Alastair Mackie (British, b. 1977)
Sometimes infecting the white cube with a contagious wilderness, sometimes teasing out the animal buried inside the human, Alastair Mackie's sculptural interventions relentlessly challenge the conventional limits separating nature and culture. For the installation Copse (2011), Mackie has set up a series of wraithlike trees, the base of their trunks turned to resemble banal table legs. The piece embodies a forest sprouting from the dry wood of mundane furniture, and yet the prosthetic domestic appendices appear to sustain the trees, to unite them with the ground. There is palpable yet unresolved tension. As in most of Mackie’s works, Copse’s ambiguity is also its strength.
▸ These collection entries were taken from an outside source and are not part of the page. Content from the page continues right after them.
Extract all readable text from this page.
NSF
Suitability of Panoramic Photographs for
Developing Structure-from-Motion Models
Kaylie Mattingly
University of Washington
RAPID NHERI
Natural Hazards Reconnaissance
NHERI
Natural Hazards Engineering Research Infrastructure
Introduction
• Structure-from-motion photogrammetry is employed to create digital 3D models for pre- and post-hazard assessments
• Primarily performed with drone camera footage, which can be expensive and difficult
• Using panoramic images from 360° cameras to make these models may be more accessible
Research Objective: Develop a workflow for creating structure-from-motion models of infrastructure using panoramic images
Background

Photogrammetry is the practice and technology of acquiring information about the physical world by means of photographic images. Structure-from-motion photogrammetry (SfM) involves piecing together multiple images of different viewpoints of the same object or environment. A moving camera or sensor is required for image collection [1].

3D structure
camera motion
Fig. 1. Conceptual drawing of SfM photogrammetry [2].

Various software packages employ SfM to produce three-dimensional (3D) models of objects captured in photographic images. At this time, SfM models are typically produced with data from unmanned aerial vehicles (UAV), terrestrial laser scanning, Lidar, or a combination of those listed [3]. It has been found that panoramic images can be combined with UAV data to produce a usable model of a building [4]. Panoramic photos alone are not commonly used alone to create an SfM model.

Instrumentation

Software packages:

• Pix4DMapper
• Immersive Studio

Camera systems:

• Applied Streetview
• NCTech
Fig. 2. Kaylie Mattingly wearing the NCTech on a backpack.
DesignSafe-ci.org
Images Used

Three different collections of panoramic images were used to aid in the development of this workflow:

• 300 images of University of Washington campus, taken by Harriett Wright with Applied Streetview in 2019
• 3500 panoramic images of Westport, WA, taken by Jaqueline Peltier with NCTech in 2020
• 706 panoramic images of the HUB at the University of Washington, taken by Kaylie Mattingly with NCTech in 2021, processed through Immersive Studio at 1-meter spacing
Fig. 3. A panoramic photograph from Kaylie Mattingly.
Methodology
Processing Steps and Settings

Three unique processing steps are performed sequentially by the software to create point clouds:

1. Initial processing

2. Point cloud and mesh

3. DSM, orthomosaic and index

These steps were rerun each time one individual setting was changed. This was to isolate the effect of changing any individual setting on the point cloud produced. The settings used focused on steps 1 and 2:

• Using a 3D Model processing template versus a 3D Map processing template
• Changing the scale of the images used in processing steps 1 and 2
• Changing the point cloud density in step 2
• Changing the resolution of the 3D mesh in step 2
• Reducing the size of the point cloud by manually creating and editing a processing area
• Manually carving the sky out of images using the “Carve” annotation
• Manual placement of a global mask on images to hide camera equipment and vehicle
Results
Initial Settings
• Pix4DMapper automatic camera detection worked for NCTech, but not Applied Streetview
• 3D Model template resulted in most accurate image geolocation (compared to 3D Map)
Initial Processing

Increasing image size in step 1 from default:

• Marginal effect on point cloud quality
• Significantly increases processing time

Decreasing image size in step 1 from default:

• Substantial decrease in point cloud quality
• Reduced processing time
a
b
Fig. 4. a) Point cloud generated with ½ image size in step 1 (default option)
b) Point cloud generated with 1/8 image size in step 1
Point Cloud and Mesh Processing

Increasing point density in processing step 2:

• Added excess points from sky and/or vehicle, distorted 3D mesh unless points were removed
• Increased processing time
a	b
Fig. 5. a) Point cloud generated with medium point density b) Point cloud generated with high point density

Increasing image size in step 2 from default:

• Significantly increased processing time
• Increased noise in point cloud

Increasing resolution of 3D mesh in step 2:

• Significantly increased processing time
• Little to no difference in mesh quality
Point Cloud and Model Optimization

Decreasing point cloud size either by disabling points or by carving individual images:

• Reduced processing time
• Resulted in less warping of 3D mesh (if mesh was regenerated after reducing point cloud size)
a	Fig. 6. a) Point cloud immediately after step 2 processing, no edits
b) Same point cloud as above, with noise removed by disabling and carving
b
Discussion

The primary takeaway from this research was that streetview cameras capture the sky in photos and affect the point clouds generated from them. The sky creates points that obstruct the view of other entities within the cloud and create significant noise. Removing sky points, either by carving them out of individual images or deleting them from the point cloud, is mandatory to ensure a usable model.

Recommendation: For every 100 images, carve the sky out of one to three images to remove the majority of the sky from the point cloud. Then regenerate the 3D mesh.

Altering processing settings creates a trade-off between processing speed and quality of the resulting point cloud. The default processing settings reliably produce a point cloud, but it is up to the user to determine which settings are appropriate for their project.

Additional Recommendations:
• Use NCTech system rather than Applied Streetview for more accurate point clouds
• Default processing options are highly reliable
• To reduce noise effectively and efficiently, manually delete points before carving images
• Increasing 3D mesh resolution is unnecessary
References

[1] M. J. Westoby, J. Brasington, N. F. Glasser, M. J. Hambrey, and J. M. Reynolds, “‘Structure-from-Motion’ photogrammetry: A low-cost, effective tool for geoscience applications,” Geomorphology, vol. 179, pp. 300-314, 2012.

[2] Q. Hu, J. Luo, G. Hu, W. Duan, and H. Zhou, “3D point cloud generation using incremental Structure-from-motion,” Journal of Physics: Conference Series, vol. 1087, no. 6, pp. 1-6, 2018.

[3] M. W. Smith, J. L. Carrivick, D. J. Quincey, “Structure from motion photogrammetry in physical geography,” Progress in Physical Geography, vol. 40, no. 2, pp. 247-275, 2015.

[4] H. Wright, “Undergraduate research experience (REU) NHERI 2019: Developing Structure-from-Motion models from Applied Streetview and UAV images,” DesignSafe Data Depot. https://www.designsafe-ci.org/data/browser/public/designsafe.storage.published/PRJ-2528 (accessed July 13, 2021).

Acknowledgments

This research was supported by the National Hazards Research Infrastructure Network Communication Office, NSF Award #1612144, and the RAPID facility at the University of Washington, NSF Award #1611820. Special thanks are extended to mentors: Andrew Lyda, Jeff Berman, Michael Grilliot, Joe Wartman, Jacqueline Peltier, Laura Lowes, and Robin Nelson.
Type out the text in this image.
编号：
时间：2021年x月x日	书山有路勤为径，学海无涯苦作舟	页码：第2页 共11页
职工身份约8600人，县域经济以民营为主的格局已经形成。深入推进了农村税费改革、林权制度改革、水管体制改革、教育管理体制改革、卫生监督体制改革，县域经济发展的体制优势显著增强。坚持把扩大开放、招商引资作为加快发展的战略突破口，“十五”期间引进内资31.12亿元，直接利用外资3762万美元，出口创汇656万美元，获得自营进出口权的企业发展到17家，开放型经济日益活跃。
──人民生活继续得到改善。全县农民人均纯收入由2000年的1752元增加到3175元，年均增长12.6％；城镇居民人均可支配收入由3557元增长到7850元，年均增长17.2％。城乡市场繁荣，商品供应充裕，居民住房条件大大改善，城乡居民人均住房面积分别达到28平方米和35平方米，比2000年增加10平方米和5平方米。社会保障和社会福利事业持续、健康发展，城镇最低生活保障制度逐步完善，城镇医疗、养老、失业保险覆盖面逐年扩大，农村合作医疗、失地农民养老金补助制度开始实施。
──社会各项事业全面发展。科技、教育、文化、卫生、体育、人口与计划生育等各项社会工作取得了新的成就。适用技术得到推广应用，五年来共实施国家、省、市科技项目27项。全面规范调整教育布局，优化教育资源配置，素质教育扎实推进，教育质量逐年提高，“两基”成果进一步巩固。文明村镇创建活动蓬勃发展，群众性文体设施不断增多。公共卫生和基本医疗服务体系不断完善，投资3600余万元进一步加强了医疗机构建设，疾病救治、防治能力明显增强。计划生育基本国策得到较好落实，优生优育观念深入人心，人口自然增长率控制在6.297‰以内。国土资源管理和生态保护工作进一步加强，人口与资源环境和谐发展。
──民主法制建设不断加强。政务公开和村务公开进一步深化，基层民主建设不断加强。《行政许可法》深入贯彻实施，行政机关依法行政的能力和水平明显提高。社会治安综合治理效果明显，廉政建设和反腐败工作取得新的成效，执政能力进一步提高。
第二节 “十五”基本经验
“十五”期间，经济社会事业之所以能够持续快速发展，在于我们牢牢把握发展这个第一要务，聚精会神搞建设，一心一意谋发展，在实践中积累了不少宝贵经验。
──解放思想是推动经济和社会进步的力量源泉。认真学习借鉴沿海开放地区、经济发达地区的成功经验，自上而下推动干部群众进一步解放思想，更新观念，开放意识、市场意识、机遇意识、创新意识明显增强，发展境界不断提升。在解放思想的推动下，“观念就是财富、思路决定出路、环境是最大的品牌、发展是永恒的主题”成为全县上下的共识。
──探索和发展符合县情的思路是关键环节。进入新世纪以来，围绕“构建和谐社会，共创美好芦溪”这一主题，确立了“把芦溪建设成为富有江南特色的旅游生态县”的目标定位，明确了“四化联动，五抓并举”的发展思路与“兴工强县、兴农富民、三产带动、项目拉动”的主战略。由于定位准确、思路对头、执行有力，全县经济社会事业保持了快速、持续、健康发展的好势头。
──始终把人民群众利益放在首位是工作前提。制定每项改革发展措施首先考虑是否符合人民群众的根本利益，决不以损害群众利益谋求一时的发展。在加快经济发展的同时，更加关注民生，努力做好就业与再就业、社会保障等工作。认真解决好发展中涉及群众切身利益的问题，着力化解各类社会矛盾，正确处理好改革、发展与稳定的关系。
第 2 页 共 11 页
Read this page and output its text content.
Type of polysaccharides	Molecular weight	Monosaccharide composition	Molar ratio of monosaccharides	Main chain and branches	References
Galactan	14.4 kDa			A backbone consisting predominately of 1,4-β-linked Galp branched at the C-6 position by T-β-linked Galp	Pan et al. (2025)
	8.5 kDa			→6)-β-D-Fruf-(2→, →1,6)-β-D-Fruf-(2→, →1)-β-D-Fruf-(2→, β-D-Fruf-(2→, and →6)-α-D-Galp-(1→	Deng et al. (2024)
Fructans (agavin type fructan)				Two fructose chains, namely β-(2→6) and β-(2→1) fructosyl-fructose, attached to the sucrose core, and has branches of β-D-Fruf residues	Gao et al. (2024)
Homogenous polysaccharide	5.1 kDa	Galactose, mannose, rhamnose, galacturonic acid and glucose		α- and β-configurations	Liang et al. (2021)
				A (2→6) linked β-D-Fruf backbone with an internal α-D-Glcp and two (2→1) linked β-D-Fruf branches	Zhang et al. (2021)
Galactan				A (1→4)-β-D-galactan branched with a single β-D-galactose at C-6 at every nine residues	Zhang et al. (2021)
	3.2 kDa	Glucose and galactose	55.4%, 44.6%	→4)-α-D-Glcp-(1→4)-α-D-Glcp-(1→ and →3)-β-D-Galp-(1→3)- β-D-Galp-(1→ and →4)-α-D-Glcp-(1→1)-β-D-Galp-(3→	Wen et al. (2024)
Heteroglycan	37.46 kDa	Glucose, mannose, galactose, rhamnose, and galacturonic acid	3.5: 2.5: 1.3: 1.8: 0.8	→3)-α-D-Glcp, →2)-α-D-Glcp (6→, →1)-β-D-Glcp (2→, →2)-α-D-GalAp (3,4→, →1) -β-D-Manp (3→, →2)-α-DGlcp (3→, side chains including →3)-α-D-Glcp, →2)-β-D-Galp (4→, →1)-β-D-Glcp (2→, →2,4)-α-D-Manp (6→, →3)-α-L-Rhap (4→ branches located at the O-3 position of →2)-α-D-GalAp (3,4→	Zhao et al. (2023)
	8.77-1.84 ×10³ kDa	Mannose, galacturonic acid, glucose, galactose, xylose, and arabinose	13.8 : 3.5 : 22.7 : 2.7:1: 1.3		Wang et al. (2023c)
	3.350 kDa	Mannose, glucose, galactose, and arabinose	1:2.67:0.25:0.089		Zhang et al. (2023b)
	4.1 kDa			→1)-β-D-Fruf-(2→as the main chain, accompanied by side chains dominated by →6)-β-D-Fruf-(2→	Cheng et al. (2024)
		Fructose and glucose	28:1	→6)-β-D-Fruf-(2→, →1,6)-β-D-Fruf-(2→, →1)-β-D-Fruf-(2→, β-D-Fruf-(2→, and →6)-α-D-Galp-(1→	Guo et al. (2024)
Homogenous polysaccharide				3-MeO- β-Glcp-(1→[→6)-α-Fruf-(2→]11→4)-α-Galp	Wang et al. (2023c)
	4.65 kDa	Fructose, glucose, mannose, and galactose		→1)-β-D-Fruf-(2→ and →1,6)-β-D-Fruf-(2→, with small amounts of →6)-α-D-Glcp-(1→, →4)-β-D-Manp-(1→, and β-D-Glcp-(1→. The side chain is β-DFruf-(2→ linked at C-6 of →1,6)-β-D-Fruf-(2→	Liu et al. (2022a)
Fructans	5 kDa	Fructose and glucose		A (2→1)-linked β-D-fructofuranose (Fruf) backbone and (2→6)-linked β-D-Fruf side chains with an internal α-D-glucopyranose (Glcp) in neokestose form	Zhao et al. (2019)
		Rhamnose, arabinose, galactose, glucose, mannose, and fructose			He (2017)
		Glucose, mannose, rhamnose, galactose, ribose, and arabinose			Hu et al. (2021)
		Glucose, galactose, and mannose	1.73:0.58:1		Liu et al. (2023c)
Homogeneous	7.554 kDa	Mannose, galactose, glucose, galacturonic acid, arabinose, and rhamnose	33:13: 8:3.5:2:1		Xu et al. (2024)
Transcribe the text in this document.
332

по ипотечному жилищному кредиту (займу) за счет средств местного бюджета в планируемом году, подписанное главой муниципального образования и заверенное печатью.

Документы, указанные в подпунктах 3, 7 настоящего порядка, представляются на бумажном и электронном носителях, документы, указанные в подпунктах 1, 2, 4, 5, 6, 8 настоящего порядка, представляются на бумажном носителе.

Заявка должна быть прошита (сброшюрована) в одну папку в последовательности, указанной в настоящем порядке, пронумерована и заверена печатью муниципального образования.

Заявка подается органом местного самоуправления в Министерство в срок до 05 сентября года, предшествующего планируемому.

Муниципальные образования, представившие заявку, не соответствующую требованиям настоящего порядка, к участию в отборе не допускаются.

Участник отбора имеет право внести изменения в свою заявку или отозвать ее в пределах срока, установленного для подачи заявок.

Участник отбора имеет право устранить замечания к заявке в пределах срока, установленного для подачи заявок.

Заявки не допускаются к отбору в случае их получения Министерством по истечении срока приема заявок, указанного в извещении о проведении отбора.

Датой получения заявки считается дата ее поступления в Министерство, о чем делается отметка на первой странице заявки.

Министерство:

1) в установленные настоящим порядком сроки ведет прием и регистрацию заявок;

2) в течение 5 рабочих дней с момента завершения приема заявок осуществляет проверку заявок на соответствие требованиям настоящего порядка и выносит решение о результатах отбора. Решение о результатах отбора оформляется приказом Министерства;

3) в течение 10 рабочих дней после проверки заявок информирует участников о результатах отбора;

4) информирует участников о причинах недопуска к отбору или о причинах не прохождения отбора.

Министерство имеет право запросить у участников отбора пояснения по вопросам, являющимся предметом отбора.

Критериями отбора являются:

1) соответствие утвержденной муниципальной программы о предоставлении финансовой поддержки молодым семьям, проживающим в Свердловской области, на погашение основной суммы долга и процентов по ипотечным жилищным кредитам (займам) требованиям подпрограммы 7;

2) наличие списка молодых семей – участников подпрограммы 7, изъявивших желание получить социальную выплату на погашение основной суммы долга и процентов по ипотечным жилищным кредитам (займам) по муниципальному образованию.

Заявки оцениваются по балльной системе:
Mackie grew up on a farm in Cornwall and the materials he uses often bear the mark of his countryside upbringing. Mice skulls collected from owl pellets — the small parcels of indigestible bits rejected by the night birds — have long played a key role in his artistic lexicon. Untitled (Sphere) (2000-2010) combines the gothic horror of a collection of bones and the minimalist precision of a geometric assemblage, the playfulness of a toy ball and the gravitas of a memento mori. Wasp nest pulp is another of Mackie's materials harking back to his first encounters with the natural world. But again and again the artist defeats the expectations coming with such a signifier of the untamed. In his hands the paper pulp becomes a human heart, a dollhouse, or blank sheets of paper.
Mackie’s complex practice is often labour-intensive, but the result is almost always disarmingly simple. The effort that has gone into the making of the pieces seems to resonate in the background, granting Mackie's work an indefinable profundity. The artist brings order to nature's chaos. He turns it into reassuringly mundane, quantifiable and usable materials — as if striving to make sense of his role and position within his own environment. Mackie reconciles the formal with the conceptual in a generous body of works that challenges the deep-rooted separation between animal and human, and exposes the clichés still hampering our understanding of man’s relationship to the natural world.